Quelles sont les «petites» régions énergétiques en Suisse qui ont mis au point un projet pour les énergies renouvelables?

Le concept des régions énergétiques est relativement nouveau en Suisse. On connaît surtout les régions énergétiques du district de Conches, du Toggenburg et du Val-de-Ruz. Du point de vue de la politique énergétique (Office fédéral de l’énergie) et en termes de politique régionale, la Confédération a tout intérêt à promouvoir d’autres régions énergétiques.

La vallée énergétique du Toggenburg serait-elle un exemple? Comment l’énergie y est-elle produite?

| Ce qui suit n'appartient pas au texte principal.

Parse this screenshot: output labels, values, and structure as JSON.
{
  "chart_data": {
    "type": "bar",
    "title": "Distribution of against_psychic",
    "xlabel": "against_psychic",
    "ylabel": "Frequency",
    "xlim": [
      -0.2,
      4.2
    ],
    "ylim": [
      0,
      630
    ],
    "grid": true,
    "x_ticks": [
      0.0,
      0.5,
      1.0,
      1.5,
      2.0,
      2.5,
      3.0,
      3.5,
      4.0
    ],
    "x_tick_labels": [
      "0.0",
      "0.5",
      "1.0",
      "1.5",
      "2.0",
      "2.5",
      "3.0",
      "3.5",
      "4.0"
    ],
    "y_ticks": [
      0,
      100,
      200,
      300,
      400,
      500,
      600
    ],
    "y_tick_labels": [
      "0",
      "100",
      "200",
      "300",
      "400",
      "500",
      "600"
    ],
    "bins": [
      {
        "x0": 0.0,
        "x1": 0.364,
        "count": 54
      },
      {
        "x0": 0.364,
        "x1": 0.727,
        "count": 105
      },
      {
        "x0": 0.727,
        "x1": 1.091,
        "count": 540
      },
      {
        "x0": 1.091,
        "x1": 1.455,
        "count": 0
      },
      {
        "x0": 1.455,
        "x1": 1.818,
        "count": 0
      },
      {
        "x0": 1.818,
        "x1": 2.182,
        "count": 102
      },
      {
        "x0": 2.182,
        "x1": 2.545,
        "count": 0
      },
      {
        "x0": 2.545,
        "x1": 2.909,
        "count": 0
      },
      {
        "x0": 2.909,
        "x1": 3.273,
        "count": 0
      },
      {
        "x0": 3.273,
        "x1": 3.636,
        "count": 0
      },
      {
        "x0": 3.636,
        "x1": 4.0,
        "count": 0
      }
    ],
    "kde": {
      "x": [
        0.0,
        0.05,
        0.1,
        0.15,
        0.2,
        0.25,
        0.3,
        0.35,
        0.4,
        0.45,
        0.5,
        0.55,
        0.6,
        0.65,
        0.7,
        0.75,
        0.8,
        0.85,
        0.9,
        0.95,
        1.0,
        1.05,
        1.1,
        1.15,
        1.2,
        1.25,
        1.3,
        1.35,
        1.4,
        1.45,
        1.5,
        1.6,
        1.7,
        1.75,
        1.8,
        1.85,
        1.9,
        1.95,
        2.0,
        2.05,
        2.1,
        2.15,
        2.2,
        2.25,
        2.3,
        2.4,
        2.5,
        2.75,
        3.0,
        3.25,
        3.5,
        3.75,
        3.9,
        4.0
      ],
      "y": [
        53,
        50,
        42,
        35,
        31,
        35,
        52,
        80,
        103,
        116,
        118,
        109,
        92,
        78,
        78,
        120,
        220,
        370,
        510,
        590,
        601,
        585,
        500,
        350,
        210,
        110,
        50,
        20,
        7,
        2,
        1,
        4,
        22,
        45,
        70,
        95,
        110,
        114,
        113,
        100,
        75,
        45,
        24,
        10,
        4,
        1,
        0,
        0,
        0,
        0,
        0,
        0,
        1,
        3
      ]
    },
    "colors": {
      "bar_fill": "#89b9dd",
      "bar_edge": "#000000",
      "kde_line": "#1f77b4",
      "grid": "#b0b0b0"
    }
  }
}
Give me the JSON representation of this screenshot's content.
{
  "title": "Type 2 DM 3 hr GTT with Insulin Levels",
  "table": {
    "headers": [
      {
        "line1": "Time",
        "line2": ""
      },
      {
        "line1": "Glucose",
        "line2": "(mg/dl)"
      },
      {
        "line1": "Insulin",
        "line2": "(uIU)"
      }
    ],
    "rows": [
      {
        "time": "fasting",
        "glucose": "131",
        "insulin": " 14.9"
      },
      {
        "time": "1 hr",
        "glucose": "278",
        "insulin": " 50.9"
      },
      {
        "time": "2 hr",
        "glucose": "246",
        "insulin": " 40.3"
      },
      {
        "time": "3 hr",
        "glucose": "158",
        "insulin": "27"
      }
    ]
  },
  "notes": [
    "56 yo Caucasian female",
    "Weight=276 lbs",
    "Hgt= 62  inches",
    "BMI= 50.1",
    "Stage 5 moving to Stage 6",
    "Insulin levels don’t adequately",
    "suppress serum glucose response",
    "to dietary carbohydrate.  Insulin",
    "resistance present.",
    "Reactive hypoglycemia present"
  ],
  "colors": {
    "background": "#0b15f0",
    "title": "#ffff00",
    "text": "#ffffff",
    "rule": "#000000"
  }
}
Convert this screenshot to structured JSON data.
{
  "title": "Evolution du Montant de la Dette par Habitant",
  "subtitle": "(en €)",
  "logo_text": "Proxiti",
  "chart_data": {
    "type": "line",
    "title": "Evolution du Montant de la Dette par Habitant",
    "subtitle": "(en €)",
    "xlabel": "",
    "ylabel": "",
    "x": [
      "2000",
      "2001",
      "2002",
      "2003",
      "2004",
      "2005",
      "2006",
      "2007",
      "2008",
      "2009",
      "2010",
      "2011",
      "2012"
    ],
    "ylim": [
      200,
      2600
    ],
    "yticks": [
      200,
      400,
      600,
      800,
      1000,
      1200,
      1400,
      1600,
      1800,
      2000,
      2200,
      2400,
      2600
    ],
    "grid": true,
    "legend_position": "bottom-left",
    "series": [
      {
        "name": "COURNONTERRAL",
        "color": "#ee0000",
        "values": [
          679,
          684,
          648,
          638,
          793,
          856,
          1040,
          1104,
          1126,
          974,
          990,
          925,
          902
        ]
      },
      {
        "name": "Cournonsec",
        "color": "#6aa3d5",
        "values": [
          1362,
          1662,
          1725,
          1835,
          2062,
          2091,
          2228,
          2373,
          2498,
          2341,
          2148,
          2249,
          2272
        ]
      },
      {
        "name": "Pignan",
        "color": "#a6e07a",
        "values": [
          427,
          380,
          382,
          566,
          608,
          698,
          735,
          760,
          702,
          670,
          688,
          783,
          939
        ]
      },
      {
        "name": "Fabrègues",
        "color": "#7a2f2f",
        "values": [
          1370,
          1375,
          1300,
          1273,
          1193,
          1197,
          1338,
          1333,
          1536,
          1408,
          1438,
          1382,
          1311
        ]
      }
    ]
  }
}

La vallée énergétique du Toggenburg mise sur toutes les sources d’énergies renouvelables et veut les renforcer. Dans ce contexte, il me semble important qu’un responsable régional prenne la fonction de chef. Dans le cas du Toggenburg, le bureau de la région du Toggenburg a fourni des impulsions importantes. En tant qu’acteur supra-communal, il est parfaitement légitimé et prédestiné à jouer un rôle de coordinateur. De tels bureaux sont installés dans toutes les régions de montagne en Suisse. Le potentiel organisa­tionnel existe donc. Maintenant, ces régions ont encore besoin de personnes innovatrices et de la prise de conscience que la production énergétique représente un grand potentiel pour l’économie régionale. La coopération avec des experts externes peut être utile. Ceux-ci peuvent être des personnes privées ou des chercheurs d’universités.

Y a-t-il encore d’autres régions de ce type, et comment l’énergie y est-elle produite?

Le district de Conches est aussi pour moi un exemple intéressant. Au début du processus, il y eut une personne capable de prendre des initiatives. Le déclencheur fut la prise de conscience que le district de Conches produisait beaucoup d’énergie hydraulique, mais qu’il l’exportait en grande partie pour importer ensuite son énergie sous forme de combustibles fossiles. Le simple fait de démontrer ces flux d’énergie fut le pas important qui déclencha une autre façon de penser dans la région. A partir de ces faits, on analysa le potentiel pour des installations solaires et d’autres formes de production énergétiques, et on les mit progressivement en œuvre. Que la coopération avec le tourisme peut fonctionner, est démontré par cette région de façon exemplaire, par le succès d’«alpmobil», c’est-à-dire de la location de véhicules électriques pour explorer les cols alpins.